Notably, the tissue-engineered grafts vascularized, and the newly formed vasculature was continuous with the host circulation, as evidenced by the presence of blood cells inside lumen structures in Movat’s pentachrome stains (Fig. 7A). Staining with hematoxylin and eosin (H&E) showed the formation of new vasculature, and the Prussian blue stain confirmed the presence of hemoglobin (iron) in the cells found within the new blood vessels (Fig. 7D). The endothelial lining of the new blood vessels was confirmed by CD31 staining. Vasculature was also present in the acellular scaffold implantation, but to a markedly lower extent than in the tissue-engineered bone grafts (Fig. 7, A and E). The vascularization was detected throughout the tissue-engineered bone grafts (Fig. 4, B and D, and fig. S9), indicating that the formation of new bone and vascular perfusion occurred in parallel.


We developed a translational approach for growing anatomically correct bone grafts from ASCs and demonstrated its utility for reconstruction of the entire facial bone in a skeletally mature large animal. Cells were infused into an anatomically shaped decellularized bone scaffold and cultured in a matching bioreactor chamber with interstitial flow of culture medium to engineer customized bone grafts. For each animal, the scaffold and the bioreactor were designed by image-guided fabrication. Over 6 months after implantation, the engineered grafts reestablished the original RCU, integrated with the host bone, and formed bone-like tissue that was extensively vascularized, in contrast to both groups of control animals. This study shows successful tissue-engineered reconstruction of large, anatomically precise, load-bearing craniofacial defect.

Previously, the utility of osteogenic stem cells has been studied in small-animal models for craniofacial bone reconstruction (7, 8) and in sheep for regeneration of long bones by using MSCs seeded into scaffolds containing BMP-2 protein (10). We investigated regeneration of flat bones in the skull that involves intramembranous ossification preceded by callus formation (22, 23). Our system did not require addition of BMP-2, as the scaffold alone had strong osteogenic properties. For clinical impact, we created anatomically precise complex bone grafts using decellularized bone scaffolds and autologous MSCs and demonstrated their utility for reconstructing load-bearing maxillofacial bone defects in a large-animal model.

RCU, the most eminent load-bearing joint of the skull, served as a rigorous model for assessing tissue-engineered bone incorporation in skeletally mature minipigs. To mimic the envisioned logistics of the commercial process, the grafts were grown and implanted at two locations that were more than 1200 miles apart. For each animal, the CT images and adipose tissues were shipped to the processing laboratory. Cell preparation and assurance of quality followed good manufacturing guidelines (2426) so that the process can be readily adapted to the regulatory requirements. The bioreactor provided graft cultivation and transport to the implantation site in a closed system and with the preservation of cell viability. Grafts were implanted by an expert maxillofacial surgeon by following standard clinical protocols and using standard plates and screws for fixation.

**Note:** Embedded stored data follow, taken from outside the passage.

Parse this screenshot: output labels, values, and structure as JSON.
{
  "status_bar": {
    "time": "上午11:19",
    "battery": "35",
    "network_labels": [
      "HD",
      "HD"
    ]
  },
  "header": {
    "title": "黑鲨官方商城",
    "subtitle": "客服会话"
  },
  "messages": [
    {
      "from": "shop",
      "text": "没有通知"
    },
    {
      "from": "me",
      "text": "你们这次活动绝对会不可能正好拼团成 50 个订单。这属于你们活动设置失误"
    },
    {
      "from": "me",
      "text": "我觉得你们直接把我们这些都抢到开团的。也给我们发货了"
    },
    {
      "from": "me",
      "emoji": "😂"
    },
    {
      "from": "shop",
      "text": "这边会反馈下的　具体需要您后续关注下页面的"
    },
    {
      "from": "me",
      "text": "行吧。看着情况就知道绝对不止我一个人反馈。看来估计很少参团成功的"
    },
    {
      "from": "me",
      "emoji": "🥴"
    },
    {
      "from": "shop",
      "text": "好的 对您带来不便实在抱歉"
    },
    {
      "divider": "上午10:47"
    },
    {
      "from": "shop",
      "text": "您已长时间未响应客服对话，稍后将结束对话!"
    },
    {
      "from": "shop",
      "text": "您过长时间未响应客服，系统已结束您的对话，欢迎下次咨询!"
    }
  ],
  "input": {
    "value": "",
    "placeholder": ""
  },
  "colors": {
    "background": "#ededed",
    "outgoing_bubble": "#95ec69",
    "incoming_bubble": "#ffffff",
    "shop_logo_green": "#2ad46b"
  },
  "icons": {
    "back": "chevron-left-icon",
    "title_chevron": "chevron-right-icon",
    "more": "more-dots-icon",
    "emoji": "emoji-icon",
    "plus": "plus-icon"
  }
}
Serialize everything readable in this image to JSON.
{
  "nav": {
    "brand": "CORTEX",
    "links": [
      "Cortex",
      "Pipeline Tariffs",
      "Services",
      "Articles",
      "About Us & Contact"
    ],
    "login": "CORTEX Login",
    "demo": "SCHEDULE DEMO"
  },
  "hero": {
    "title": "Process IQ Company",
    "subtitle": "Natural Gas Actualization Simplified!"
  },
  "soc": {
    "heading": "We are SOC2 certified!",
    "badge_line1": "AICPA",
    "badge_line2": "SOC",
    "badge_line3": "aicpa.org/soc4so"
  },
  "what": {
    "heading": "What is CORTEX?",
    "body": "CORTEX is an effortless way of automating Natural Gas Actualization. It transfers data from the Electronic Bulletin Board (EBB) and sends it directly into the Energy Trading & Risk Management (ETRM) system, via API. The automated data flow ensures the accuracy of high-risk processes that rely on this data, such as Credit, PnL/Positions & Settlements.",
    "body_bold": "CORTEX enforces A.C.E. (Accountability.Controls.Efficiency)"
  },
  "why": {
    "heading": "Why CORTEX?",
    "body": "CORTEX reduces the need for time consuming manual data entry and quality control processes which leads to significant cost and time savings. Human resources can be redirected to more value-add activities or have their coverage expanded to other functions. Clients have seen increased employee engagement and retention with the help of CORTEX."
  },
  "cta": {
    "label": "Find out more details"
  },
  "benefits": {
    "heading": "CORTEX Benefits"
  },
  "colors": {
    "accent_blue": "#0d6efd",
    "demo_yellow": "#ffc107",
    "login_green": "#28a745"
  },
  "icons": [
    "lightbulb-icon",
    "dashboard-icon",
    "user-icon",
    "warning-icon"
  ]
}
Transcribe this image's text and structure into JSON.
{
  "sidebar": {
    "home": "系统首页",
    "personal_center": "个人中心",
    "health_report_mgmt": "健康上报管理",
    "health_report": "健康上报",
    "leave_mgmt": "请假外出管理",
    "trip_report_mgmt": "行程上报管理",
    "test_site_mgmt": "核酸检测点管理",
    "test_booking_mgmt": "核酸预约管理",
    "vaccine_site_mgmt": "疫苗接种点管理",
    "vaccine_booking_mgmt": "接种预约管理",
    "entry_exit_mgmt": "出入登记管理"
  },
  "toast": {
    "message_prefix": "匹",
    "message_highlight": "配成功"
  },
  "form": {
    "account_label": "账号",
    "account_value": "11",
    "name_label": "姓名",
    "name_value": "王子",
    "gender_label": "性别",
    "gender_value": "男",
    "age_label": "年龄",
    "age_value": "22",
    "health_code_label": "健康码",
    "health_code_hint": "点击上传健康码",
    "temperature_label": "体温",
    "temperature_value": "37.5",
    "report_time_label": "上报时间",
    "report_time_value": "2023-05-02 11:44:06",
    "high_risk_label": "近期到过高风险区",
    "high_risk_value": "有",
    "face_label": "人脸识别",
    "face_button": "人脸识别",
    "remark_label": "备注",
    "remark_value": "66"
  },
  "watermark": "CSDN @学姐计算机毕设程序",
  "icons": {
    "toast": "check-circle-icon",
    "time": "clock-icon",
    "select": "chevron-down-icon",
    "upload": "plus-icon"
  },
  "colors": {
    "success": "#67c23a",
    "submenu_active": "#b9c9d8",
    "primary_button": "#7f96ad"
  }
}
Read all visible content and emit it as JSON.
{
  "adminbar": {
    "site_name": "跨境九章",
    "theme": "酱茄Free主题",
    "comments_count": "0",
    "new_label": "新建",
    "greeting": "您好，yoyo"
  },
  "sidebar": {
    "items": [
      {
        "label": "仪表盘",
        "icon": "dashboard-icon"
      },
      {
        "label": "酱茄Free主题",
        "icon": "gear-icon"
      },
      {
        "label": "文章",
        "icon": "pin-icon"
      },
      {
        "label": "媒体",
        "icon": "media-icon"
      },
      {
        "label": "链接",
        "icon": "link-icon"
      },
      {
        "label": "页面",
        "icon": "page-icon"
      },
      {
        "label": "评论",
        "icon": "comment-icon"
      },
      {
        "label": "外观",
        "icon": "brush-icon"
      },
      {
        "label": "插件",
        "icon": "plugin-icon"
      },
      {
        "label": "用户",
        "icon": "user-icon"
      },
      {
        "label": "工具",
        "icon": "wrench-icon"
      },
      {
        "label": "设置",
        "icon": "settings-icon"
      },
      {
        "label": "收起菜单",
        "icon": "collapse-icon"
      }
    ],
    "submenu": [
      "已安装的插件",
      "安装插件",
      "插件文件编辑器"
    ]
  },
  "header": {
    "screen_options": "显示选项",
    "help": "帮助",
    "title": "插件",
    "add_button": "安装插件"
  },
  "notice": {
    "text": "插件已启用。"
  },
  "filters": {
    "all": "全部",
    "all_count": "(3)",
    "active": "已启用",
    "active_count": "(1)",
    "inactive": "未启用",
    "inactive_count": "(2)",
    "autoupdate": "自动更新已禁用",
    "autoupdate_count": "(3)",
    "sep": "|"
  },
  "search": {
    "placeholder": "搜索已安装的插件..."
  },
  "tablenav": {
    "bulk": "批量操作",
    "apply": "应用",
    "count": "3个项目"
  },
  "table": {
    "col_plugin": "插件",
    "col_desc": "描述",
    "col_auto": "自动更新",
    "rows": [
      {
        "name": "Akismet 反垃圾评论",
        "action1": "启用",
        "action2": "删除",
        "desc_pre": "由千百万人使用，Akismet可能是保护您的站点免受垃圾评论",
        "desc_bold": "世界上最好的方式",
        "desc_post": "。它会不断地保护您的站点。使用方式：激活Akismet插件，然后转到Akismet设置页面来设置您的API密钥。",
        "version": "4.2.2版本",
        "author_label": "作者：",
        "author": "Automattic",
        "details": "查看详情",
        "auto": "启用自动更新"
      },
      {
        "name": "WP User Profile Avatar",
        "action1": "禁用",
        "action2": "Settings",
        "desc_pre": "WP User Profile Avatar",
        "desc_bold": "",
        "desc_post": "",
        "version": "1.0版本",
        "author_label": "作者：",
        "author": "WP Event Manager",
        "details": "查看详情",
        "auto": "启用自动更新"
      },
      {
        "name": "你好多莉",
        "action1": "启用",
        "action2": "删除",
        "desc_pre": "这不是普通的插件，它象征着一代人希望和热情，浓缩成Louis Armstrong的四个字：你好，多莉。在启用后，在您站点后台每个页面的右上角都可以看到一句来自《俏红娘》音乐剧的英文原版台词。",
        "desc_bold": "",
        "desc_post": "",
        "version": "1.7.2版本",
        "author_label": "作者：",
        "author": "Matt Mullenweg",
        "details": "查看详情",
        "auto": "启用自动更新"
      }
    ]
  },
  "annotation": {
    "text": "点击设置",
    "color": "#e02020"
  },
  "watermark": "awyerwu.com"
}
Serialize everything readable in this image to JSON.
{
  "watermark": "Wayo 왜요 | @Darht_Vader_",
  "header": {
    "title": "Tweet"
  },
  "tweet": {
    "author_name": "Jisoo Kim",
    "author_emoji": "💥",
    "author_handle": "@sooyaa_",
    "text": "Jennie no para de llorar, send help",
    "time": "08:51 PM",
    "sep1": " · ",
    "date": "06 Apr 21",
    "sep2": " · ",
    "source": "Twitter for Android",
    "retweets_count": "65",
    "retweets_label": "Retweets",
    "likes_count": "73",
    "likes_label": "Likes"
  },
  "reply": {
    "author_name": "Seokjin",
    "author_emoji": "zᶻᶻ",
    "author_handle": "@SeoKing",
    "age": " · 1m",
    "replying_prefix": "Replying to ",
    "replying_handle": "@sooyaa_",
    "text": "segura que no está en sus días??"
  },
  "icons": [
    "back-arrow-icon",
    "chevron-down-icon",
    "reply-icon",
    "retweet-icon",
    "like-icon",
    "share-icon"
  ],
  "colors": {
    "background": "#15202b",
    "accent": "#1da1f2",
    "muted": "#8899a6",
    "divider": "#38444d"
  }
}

The study had two controls: condylectomy to account for any spontaneous healing and biomaterial scaffold to account for the role of cells in inducing tissue regeneration. As in previous studies in large animals (27, 28), condylectomy resulted in minimal bone regeneration. The implanted acellular scaffolds resulted in formation of fibrous tissue, apparently due to insufficient capacity for replacing the degrading scaffold by new bone tissue. Only the tissue-engineered bone grafts enhanced condyle regeneration to the original height at both 3 and 6 months while maintaining mechanical integrity of the ramus. The condylar cartilage formed at the articular surface and the subchondral bone replaced the implanted bone graft, resulting in high fidelity of the regenerated condylar surface. Unlike acellular scaffolds, the scaffold material in tissue-engineered bone grafts was degraded slowly and replaced by new bone. Fast resorption of acellular scaffolds caused inflammatory responses and soft tissue infiltration that persisted through 6 months of implantation. These properties of acellular scaffolds have led to granulation and fibrosis at the graft-host interface, precluding graft incorporation (29). In contrast, engineered bone grafts enhanced bone ingrowth, provided mechanical stability for mastication, and accelerated graft turnover and new bone formation. These properties are important for clinical translation as the success in clinical bone grafting depends on graft resorption, bone incorporation, and mechanical stability. Clearly, graft resorption needs to be balanced with the deposition and remodeling of the new bone for adequate craniofacial reconstruction (30). We believe that slower bulk resorption and the presence of osteoclasts in tissue-engineered bone supported favorable remodeling into native-like bone.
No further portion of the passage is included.